Ava Moore, who was born male, applied for the position of temporary sales assistant for the Christmas season at her local branch. She performed well at interview and proved her ability by selling to a customer on the sales floor. Despite this, the interviewer’s mood changed when she disclosed her birth certificate (revealing her birth name and gender).

A few days later, Ms Moore received a rejection but also an anonymous email informing her that the reason was because she was transgender. She complained to The Equality Commission. Debenhams has settled, without admitting liability.

The settlement has, unusually, become public, whereas normally, a settlement for discrimination is kept confidential.

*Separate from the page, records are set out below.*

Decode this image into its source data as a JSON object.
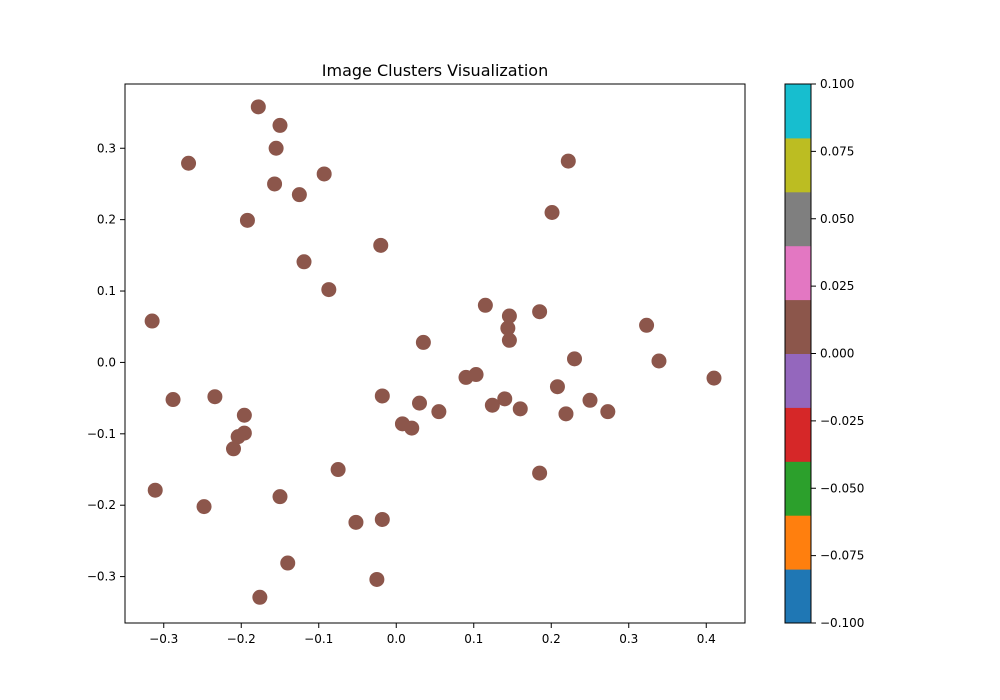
{
  "chart_data": {
    "type": "scatter",
    "title": "Image Clusters Visualization",
    "xlabel": "",
    "ylabel": "",
    "xlim": [
      -0.35,
      0.45
    ],
    "ylim": [
      -0.365,
      0.39
    ],
    "x_ticks": [
      -0.3,
      -0.2,
      -0.1,
      0.0,
      0.1,
      0.2,
      0.3,
      0.4
    ],
    "x_tick_labels": [
      "−0.3",
      "−0.2",
      "−0.1",
      "0.0",
      "0.1",
      "0.2",
      "0.3",
      "0.4"
    ],
    "y_ticks": [
      -0.3,
      -0.2,
      -0.1,
      0.0,
      0.1,
      0.2,
      0.3
    ],
    "y_tick_labels": [
      "−0.3",
      "−0.2",
      "−0.1",
      "0.0",
      "0.1",
      "0.2",
      "0.3"
    ],
    "grid": false,
    "point_color": "#8c564b",
    "points": [
      {
        "x": -0.178,
        "y": 0.358
      },
      {
        "x": -0.15,
        "y": 0.332
      },
      {
        "x": -0.155,
        "y": 0.3
      },
      {
        "x": -0.268,
        "y": 0.279
      },
      {
        "x": -0.093,
        "y": 0.264
      },
      {
        "x": -0.157,
        "y": 0.25
      },
      {
        "x": -0.125,
        "y": 0.235
      },
      {
        "x": -0.192,
        "y": 0.199
      },
      {
        "x": -0.02,
        "y": 0.164
      },
      {
        "x": -0.119,
        "y": 0.141
      },
      {
        "x": -0.087,
        "y": 0.102
      },
      {
        "x": -0.315,
        "y": 0.058
      },
      {
        "x": 0.222,
        "y": 0.282
      },
      {
        "x": 0.201,
        "y": 0.21
      },
      {
        "x": 0.115,
        "y": 0.08
      },
      {
        "x": 0.146,
        "y": 0.065
      },
      {
        "x": 0.185,
        "y": 0.071
      },
      {
        "x": 0.144,
        "y": 0.048
      },
      {
        "x": 0.146,
        "y": 0.031
      },
      {
        "x": 0.035,
        "y": 0.028
      },
      {
        "x": 0.323,
        "y": 0.052
      },
      {
        "x": 0.339,
        "y": 0.002
      },
      {
        "x": 0.23,
        "y": 0.005
      },
      {
        "x": 0.41,
        "y": -0.022
      },
      {
        "x": 0.208,
        "y": -0.034
      },
      {
        "x": 0.09,
        "y": -0.021
      },
      {
        "x": 0.103,
        "y": -0.017
      },
      {
        "x": 0.25,
        "y": -0.053
      },
      {
        "x": 0.273,
        "y": -0.069
      },
      {
        "x": 0.219,
        "y": -0.072
      },
      {
        "x": 0.14,
        "y": -0.051
      },
      {
        "x": 0.124,
        "y": -0.06
      },
      {
        "x": 0.16,
        "y": -0.065
      },
      {
        "x": 0.055,
        "y": -0.069
      },
      {
        "x": 0.03,
        "y": -0.057
      },
      {
        "x": -0.018,
        "y": -0.047
      },
      {
        "x": 0.008,
        "y": -0.086
      },
      {
        "x": 0.02,
        "y": -0.092
      },
      {
        "x": 0.185,
        "y": -0.155
      },
      {
        "x": -0.288,
        "y": -0.052
      },
      {
        "x": -0.234,
        "y": -0.048
      },
      {
        "x": -0.196,
        "y": -0.074
      },
      {
        "x": -0.196,
        "y": -0.099
      },
      {
        "x": -0.204,
        "y": -0.104
      },
      {
        "x": -0.21,
        "y": -0.121
      },
      {
        "x": -0.075,
        "y": -0.15
      },
      {
        "x": -0.311,
        "y": -0.179
      },
      {
        "x": -0.248,
        "y": -0.202
      },
      {
        "x": -0.15,
        "y": -0.188
      },
      {
        "x": -0.052,
        "y": -0.224
      },
      {
        "x": -0.018,
        "y": -0.22
      },
      {
        "x": -0.14,
        "y": -0.281
      },
      {
        "x": -0.025,
        "y": -0.304
      },
      {
        "x": -0.176,
        "y": -0.329
      }
    ],
    "colorbar": {
      "min": -0.1,
      "max": 0.1,
      "colors": [
        "#1f77b4",
        "#ff7f0e",
        "#2ca02c",
        "#d62728",
        "#9467bd",
        "#8c564b",
        "#e377c2",
        "#7f7f7f",
        "#bcbd22",
        "#17becf"
      ],
      "ticks": [
        -0.1,
        -0.075,
        -0.05,
        -0.025,
        0.0,
        0.025,
        0.05,
        0.075,
        0.1
      ],
      "tick_labels": [
        "−0.100",
        "−0.075",
        "−0.050",
        "−0.025",
        "0.000",
        "0.025",
        "0.050",
        "0.075",
        "0.100"
      ]
    }
  }
}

We infer that she refused to accept a confidentiality clause and Debenhams had no alternative but to accept.

Despite this (slightly larger than average) settlement for discrimination, a spokesperson for Debenhams said:

We are an equal opportunities employer, committed to promoting equality and diversity within the business and throughout the sector. Decisions on recruitment, training, promotion, and employment conditions are based solely on personal competence and performance.”

Nevertheless, they admitted that Ms Moore performed well at interview and in interacting with customers, and that she was willing to work the required hours.

Ms Moore said that the rejection “knocked her confidence” and that the job was “perfect” for her.

Our view

To avoid tribunal claims, jobs should go to the candidate who have performed best in the recruitment process. Companies with policies and training tend to avoid making this kind of mistake.